J’avais rejoint sa berge autorisée durant la matinée. Mille pas à vol d’oiseau. Mes pieds longeaient le quai Léon Sécher jusqu’au Port de la Morinière. Ma tête s’instruisait d’une époque oubliée. C’était au XIXème siècle. La Véro venait de sa cambrousse. Sur sa barque, se laissant glisser par le courant de la Sèvre, luttant contre la marée montante de la Loire, la Véro portait sa farine, son foin et son vin au port de Nantes. La Véro y avait trouvé logis jusqu’au jour où elle ne pouvait plus payer sa chambre mansardée. Monsieur Alphonse avait encore augmenté le loyer. Vivre dans les murs de Nantes devenait chose impossible. Alors, la Véro s’est retrouvée dans les faubourgs. Au Port de la Morinière, elle y pêchait ses poissons, quand, un matin, avec quelques planches, elle construisit une guinguette. Elle chantait et dansait si bien, la Véro, que les bourgeois de la ville affluaient, remontant la Sèvre sur leurs hirondelles à vapeur. Monsieur Alphonse s’y rendait tous les dimanches à la guinguette, il buvait, il jouait à la belotte et pinçait les fesses de la Véro. C’est qu’il en pinçait pour elle, Alphonse, La Véro ! L’avait-il reconnu ? « Embrasse-moi ! Embrasse-moi ! ». Jamais, elle n’a voulu, la Véro, embrasser sa moustache. Monsieur Alphonse était le plus malheureux des hommes. Il pouvait lui promettre tous les voyages du monde, à la Véro, la Véro, ce qu’elle aimait, c’était sa guinguette du Port de la Morinière, chanter et danser, amuser le peuple des ouvriers et des ouvrières, les moins que rien des faubourgs de l’amour. Monsieur Alphonse s’est enfoncé dans son chagrin, regrettant de ne pas être un moins que rien.
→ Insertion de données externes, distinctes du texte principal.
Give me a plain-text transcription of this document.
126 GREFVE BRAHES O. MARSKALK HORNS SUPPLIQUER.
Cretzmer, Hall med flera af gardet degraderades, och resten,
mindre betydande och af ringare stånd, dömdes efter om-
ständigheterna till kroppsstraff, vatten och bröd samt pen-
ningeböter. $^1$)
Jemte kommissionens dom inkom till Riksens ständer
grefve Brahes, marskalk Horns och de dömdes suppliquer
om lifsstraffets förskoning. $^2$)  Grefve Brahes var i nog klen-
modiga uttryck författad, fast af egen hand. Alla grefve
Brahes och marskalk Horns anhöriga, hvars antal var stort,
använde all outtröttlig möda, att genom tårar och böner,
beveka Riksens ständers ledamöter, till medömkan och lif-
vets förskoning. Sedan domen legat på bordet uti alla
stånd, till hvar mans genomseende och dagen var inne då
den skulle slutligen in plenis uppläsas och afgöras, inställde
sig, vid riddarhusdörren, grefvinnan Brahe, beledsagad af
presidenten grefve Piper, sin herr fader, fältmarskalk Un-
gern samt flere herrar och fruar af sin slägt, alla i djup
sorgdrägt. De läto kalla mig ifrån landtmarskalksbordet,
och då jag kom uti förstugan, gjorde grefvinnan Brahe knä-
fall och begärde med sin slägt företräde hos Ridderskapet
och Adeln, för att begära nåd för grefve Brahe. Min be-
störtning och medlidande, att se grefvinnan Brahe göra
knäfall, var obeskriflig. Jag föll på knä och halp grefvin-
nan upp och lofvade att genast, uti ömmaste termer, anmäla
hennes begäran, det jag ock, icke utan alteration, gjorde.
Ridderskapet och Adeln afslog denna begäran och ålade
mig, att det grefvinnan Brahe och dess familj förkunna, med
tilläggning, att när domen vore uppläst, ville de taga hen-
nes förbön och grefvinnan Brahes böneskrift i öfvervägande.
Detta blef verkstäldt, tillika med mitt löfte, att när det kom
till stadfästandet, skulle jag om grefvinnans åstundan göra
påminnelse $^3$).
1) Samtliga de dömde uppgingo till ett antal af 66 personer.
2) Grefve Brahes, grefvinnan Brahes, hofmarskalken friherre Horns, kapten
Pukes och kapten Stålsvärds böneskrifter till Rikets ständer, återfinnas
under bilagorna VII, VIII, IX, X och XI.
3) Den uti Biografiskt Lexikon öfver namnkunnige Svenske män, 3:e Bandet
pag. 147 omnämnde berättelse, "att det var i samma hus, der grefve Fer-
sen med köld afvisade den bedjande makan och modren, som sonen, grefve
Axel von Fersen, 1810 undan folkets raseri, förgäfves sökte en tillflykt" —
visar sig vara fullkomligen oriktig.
Voyage (Le Petit Larousse de Poche) : 1- Fait de se déplacer hors de sa région, de sa ville, ou de son pays : partir en voyage ; voyage d’affaires. 2- Trajet, allée et venue d’un lieu dans un autre : faire de nombreux voyages pour déménager une pièce. Les gens du voyage : les artistes de cirque. Voyage de noces : que l’on fait traditionnellement après le mariage. Voyage organisé : voyage en groupe organisé par une agence.
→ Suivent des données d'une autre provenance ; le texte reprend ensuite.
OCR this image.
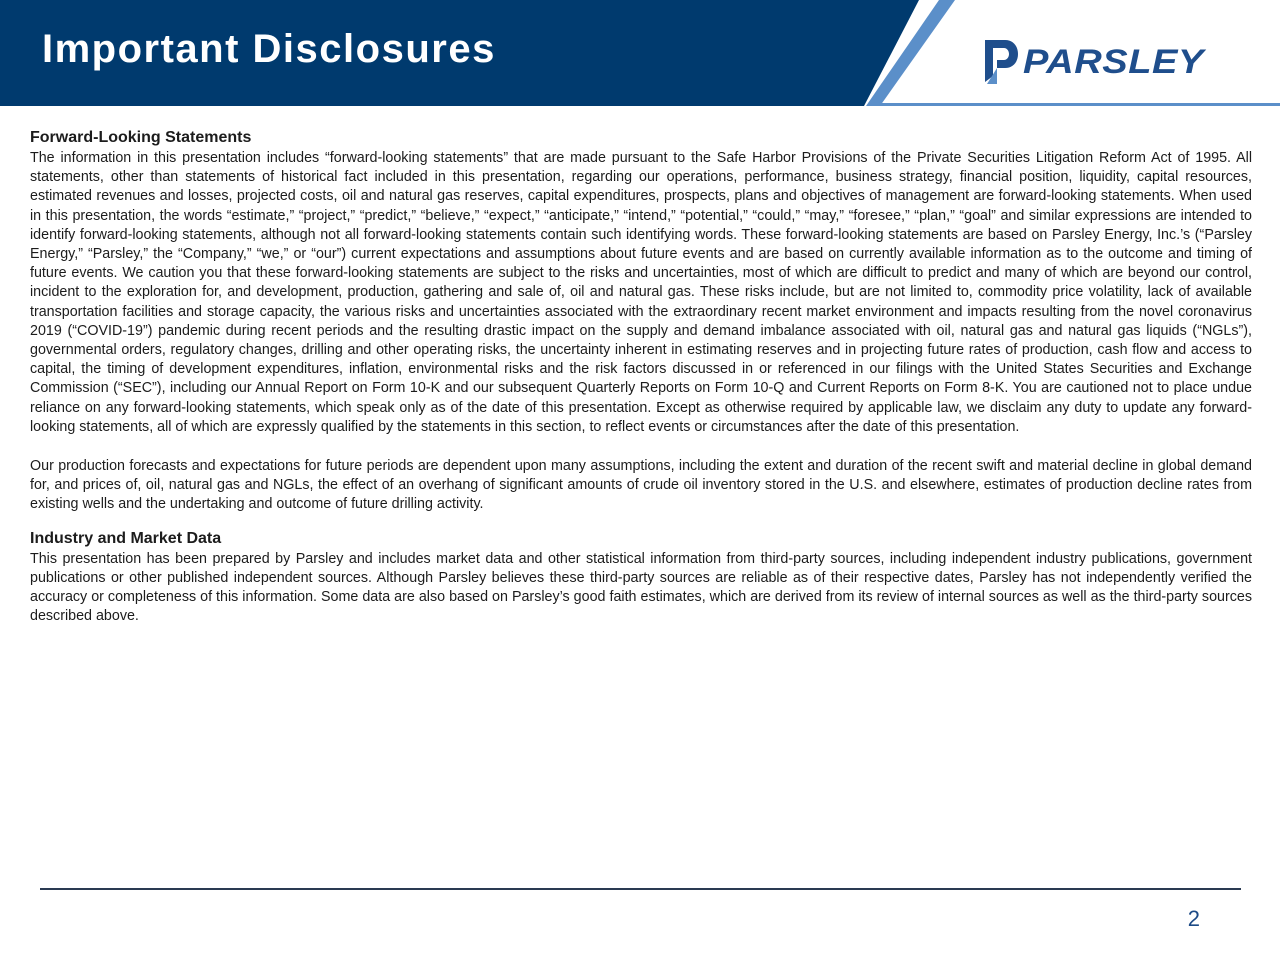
Important Disclosures	PARSLEY
Forward-Looking Statements

The information in this presentation includes “forward-looking statements” that are made pursuant to the Safe Harbor Provisions of the Private Securities Litigation Reform Act of 1995. All statements, other than statements of historical fact included in this presentation, regarding our operations, performance, business strategy, financial position, liquidity, capital resources, estimated revenues and losses, projected costs, oil and natural gas reserves, capital expenditures, prospects, plans and objectives of management are forward-looking statements. When used in this presentation, the words “estimate,” “project,” “predict,” “believe,” “expect,” “anticipate,” “intend,” “potential,” “could,” “may,” “foresee,” “plan,” “goal” and similar expressions are intended to identify forward-looking statements, although not all forward-looking statements contain such identifying words. These forward-looking statements are based on Parsley Energy, Inc.’s (“Parsley Energy,” “Parsley,” the “Company,” “we,” or “our”) current expectations and assumptions about future events and are based on currently available information as to the outcome and timing of future events. We caution you that these forward-looking statements are subject to the risks and uncertainties, most of which are difficult to predict and many of which are beyond our control, incident to the exploration for, and development, production, gathering and sale of, oil and natural gas. These risks include, but are not limited to, commodity price volatility, lack of available transportation facilities and storage capacity, the various risks and uncertainties associated with the extraordinary recent market environment and impacts resulting from the novel coronavirus 2019 (“COVID-19”) pandemic during recent periods and the resulting drastic impact on the supply and demand imbalance associated with oil, natural gas and natural gas liquids (“NGLs”), governmental orders, regulatory changes, drilling and other operating risks, the uncertainty inherent in estimating reserves and in projecting future rates of production, cash flow and access to capital, the timing of development expenditures, inflation, environmental risks and the risk factors discussed in or referenced in our filings with the United States Securities and Exchange Commission (“SEC”), including our Annual Report on Form 10-K and our subsequent Quarterly Reports on Form 10-Q and Current Reports on Form 8-K. You are cautioned not to place undue reliance on any forward-looking statements, which speak only as of the date of this presentation. Except as otherwise required by applicable law, we disclaim any duty to update any forward-looking statements, all of which are expressly qualified by the statements in this section, to reflect events or circumstances after the date of this presentation.

Our production forecasts and expectations for future periods are dependent upon many assumptions, including the extent and duration of the recent swift and material decline in global demand for, and prices of, oil, natural gas and NGLs, the effect of an overhang of significant amounts of crude oil inventory stored in the U.S. and elsewhere, estimates of production decline rates from existing wells and the undertaking and outcome of future drilling activity.

Industry and Market Data

This presentation has been prepared by Parsley and includes market data and other statistical information from third-party sources, including independent industry publications, government publications or other published independent sources. Although Parsley believes these third-party sources are reliable as of their respective dates, Parsley has not independently verified the accuracy or completeness of this information. Some data are also based on Parsley’s good faith estimates, which are derived from its review of internal sources as well as the third-party sources described above.

2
Voyage (Le Petit Rousse de Poche) : des pensées

Ce soir, j’avais pu parler à mon Papa au bout du fil. Dans sa chambre, toujours enfermé à l’Ehpad Beauséjour, entouré d’un personnel soignant si courageux, mon Papa écrivait pour nous des voyages…

 

Thierry Rousse, Nantes, Samedi 25 avril 2020.